Red Riding Hood at Theatre Royal Stratford East – review

The panto runs until 31 December

Sarah Crompton

Sarah Crompton

| London |

6 December 2021

Phil Nichol (Granny) in Red Riding Hood
Phil Nichol (Granny) in Red Riding Hood
© The Other Richard

I think I am getting soft. Towards the end of this pantomime, the Dame – Red Riding Hood's granny – played gloriously in PVC and cup-cake sparkle by Phil Nichol, sings: "We've had a flipppin' awful year/Maybe better times are here" and a tear sprang to my eye.

It wasn't so much that the song was particularly good, or that this offering by Carl Webb and Robert Hyman is even the best panto you are likely to see. But what made me so emotional was the sheer energy and effort that the entire cast were investing in everyone having a good time – and the fact that the children in the audience were leaning forward so intently and seemed, as far as it is possible to tell, to be responding.

If you wanted an image of the courage of British theatre in a really flippin' awful year, then it would be that. Performers trying their hardest to help audiences enjoy themselves. Battling through, against the odds. Never has panto seemed more precious.

In general, there is a lot to like about this show, directed by Robert Shaw Cameron and designed with bright comic book flats as scenery by Jean Chan, who also provides costumes that are a winning mixture of contemporary and traditional. It takes the story of Little Red Riding Hood, sets it in the fairy tale village of Stratford on the Down, and winds it into a parable about climate change.

The wild wood and the Seasons tree are in trouble, the sun never stops shining and animals are losing their natural habitat. They can only be saved by Red (a lively and strong voiced Elise Zavou) plugging the natural fibres of sparkly anorak hood into the wood-wide web, with the help of the audience.

It takes quite a long time to get to the point where this happens, and the story is stretched almost beyond endurance by its well-meaningness, but there are many incidental pleasures en route. Not least of these is another tangent – Kirsty Whelan's narcissistic mum who is so busy trying to be an influencer (she even takes a photograph of herself just as the Wolf is about to eat her) that she neglects her daughter.

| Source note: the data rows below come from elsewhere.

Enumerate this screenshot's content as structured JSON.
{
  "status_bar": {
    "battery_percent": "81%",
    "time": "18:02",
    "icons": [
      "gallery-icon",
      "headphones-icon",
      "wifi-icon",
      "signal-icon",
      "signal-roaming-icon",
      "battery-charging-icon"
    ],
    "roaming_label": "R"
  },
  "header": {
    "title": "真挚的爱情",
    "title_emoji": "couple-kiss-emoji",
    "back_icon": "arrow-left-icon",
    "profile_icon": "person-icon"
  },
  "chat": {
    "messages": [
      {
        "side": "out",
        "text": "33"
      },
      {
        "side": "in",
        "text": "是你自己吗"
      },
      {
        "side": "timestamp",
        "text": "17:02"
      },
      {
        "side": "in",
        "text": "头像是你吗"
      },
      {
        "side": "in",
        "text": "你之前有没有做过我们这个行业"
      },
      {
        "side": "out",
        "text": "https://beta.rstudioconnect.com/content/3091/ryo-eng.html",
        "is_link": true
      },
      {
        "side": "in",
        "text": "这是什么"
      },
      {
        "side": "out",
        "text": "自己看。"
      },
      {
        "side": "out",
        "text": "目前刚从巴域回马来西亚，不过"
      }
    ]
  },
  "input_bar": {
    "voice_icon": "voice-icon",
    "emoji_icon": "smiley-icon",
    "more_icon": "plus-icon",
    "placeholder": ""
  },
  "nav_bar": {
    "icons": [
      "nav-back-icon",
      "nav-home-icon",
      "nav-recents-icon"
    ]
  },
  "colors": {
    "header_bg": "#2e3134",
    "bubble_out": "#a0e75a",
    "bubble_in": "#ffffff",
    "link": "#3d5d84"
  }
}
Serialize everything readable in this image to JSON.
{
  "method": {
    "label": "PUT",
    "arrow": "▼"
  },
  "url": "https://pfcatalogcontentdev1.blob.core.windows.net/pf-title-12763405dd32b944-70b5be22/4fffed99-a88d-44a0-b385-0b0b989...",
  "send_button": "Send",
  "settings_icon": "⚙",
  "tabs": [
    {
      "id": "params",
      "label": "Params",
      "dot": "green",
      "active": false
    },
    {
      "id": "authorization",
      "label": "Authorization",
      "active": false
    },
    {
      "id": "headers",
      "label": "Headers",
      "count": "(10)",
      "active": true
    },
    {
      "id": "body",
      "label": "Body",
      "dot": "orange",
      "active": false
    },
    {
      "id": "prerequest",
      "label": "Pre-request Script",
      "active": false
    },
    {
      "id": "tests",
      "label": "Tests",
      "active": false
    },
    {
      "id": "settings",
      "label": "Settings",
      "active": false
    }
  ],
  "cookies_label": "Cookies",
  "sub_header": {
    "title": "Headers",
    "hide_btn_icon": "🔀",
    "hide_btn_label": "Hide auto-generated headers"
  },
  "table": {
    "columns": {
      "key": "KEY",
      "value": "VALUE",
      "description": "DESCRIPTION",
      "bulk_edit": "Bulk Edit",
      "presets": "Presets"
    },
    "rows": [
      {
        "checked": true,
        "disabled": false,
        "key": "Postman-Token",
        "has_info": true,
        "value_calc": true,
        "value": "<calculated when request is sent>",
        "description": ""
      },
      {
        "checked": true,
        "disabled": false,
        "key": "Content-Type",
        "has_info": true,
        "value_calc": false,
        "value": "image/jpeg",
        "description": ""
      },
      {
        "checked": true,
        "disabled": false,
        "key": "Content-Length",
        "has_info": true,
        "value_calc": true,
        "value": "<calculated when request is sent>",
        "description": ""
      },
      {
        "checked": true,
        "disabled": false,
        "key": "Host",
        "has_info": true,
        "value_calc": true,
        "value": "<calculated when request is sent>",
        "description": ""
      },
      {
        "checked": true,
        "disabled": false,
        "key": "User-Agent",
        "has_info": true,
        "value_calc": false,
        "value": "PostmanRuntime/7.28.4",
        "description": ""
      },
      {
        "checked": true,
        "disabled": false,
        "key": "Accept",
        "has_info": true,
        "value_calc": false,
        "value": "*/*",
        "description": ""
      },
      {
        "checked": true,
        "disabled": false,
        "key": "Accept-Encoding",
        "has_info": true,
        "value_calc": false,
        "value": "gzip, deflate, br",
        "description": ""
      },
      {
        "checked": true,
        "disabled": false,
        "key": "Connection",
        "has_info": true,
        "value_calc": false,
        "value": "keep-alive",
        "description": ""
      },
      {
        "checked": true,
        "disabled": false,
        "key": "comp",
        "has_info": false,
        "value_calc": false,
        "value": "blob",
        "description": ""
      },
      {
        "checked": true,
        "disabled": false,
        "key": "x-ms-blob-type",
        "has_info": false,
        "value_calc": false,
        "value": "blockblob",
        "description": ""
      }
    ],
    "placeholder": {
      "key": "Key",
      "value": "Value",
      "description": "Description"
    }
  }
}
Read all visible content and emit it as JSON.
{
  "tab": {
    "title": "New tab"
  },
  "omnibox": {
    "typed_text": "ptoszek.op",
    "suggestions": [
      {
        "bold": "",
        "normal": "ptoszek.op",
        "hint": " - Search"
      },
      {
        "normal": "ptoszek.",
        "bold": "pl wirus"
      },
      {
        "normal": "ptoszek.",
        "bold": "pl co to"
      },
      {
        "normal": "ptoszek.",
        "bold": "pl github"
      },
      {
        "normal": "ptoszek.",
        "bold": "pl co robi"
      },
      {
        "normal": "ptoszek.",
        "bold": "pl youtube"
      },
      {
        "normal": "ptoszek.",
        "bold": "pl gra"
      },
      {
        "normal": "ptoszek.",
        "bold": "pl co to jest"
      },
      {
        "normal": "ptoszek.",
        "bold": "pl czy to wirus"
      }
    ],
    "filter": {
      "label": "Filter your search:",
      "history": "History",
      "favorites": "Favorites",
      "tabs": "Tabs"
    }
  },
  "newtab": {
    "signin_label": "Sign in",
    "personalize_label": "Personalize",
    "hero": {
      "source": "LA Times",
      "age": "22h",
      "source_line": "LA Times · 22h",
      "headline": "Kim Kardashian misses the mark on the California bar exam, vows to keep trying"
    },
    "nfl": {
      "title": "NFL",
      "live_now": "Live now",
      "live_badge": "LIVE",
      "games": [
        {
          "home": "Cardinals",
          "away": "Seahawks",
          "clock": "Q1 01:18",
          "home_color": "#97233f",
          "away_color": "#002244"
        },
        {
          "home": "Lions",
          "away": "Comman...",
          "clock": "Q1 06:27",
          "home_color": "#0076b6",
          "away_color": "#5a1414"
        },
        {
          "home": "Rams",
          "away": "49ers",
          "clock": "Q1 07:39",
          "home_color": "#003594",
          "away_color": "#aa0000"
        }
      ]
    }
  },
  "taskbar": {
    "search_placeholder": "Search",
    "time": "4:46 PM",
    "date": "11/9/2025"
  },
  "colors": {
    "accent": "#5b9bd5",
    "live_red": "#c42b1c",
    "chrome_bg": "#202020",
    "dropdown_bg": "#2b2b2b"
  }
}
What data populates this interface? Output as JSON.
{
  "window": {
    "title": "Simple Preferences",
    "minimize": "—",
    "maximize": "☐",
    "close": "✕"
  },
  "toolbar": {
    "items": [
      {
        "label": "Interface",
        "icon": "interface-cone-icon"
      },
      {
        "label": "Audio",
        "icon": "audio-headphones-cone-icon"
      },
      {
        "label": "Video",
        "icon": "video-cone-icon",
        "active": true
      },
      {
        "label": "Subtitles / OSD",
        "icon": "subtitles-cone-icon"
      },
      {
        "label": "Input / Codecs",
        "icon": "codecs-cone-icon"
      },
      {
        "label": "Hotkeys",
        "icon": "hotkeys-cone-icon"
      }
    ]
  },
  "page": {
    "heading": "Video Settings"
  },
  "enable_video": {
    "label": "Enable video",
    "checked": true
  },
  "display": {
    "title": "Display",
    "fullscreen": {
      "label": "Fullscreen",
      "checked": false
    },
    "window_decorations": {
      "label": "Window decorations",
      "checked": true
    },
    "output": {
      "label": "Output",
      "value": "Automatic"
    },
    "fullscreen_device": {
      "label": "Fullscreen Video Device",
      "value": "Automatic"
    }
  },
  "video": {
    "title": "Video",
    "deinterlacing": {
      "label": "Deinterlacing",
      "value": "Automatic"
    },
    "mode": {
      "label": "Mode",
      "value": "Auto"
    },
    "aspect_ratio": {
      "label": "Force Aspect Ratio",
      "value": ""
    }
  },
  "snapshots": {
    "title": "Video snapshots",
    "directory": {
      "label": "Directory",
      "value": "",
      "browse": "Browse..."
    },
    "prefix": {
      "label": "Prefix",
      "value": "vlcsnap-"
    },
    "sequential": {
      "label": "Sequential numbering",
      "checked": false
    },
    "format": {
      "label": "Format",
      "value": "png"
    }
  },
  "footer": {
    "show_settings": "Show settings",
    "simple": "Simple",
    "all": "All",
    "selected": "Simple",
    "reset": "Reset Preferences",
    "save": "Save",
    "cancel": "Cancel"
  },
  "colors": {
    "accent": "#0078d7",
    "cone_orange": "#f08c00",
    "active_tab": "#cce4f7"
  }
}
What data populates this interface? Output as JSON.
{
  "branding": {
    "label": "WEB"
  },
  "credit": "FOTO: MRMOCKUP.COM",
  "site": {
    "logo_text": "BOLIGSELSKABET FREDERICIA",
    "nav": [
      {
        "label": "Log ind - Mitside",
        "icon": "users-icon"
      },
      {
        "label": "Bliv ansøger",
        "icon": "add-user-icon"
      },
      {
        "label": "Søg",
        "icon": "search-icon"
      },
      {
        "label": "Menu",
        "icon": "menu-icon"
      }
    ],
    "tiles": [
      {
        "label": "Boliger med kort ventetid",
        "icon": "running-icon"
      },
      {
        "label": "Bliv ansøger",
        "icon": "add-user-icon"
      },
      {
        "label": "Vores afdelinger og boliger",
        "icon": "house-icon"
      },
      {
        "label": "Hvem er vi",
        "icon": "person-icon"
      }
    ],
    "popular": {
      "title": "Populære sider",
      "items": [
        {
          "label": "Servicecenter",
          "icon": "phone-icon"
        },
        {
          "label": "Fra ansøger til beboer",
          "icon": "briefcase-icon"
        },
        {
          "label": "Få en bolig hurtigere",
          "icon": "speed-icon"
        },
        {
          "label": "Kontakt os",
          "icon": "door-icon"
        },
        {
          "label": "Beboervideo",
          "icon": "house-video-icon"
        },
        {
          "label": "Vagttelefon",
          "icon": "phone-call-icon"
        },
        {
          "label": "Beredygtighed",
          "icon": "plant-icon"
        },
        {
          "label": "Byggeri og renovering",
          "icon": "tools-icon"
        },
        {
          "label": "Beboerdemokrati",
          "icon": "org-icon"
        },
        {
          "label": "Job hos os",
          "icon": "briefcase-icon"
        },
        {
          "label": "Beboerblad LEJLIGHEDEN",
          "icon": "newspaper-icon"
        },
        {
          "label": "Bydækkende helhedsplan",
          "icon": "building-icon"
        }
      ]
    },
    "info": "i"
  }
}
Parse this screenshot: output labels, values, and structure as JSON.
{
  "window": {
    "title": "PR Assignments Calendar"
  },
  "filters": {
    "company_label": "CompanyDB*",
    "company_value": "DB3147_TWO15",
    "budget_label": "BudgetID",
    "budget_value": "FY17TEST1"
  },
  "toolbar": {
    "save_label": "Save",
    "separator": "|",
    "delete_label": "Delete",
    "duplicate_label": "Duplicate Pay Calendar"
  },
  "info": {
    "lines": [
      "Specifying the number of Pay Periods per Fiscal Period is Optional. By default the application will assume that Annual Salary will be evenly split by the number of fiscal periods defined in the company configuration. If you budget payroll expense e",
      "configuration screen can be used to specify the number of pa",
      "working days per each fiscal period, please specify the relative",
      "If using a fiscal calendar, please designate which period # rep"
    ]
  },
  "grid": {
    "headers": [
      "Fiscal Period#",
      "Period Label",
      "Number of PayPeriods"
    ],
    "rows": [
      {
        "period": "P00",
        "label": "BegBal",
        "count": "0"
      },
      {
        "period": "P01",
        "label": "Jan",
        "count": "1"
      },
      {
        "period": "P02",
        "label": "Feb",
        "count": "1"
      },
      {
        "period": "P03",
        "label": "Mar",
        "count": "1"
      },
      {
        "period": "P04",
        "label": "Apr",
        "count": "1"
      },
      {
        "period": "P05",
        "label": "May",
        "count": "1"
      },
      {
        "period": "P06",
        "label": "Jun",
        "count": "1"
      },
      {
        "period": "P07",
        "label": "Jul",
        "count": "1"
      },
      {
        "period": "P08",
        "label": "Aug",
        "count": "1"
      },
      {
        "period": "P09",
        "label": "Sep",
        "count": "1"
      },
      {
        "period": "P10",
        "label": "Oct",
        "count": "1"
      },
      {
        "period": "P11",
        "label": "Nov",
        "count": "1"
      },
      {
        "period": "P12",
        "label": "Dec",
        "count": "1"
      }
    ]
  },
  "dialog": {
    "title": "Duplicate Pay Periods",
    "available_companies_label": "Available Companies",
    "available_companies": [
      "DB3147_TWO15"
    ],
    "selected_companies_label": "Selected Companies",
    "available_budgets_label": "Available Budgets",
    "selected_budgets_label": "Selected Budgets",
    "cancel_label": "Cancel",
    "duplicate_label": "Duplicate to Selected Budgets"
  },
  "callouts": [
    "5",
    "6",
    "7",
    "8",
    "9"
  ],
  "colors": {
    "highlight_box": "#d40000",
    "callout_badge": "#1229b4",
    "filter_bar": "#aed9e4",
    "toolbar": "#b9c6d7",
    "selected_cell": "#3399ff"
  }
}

There's also Wolfie (wide-eyed Luke Latchman) a wannabe rockstar, who is hiding a terrible secret from his father, Wolf. Raphael Bushay is terrific as the hungry lupine on the prowl, demolishing his prey with a debonair smirk, and a soundtrack (provided by Helen Skiera) of grotesque munching noises.

Amidst the ecological twists and a few quite good jokes about London – Wolf goes to live in Wolfhamstow, Red's best friend is Bow Peep – we also get the traditional ingredients of pantomime: a baking routine that is perhaps a bit cautious, a chase, a love song for a principal boy (Jodie Jacobs' thigh-slapping huntsman Woody) and a sing along.

It's muddled at points, and it completely wastes a set up involving Fairy Berry's baking competition, but it never seemed to lose its audience, and both children and parents reacted with relish to the open-hearted effort set in front of them. I recognise my tears weren't quite the response it intended to provoke, but they were a sign that I had a really good time.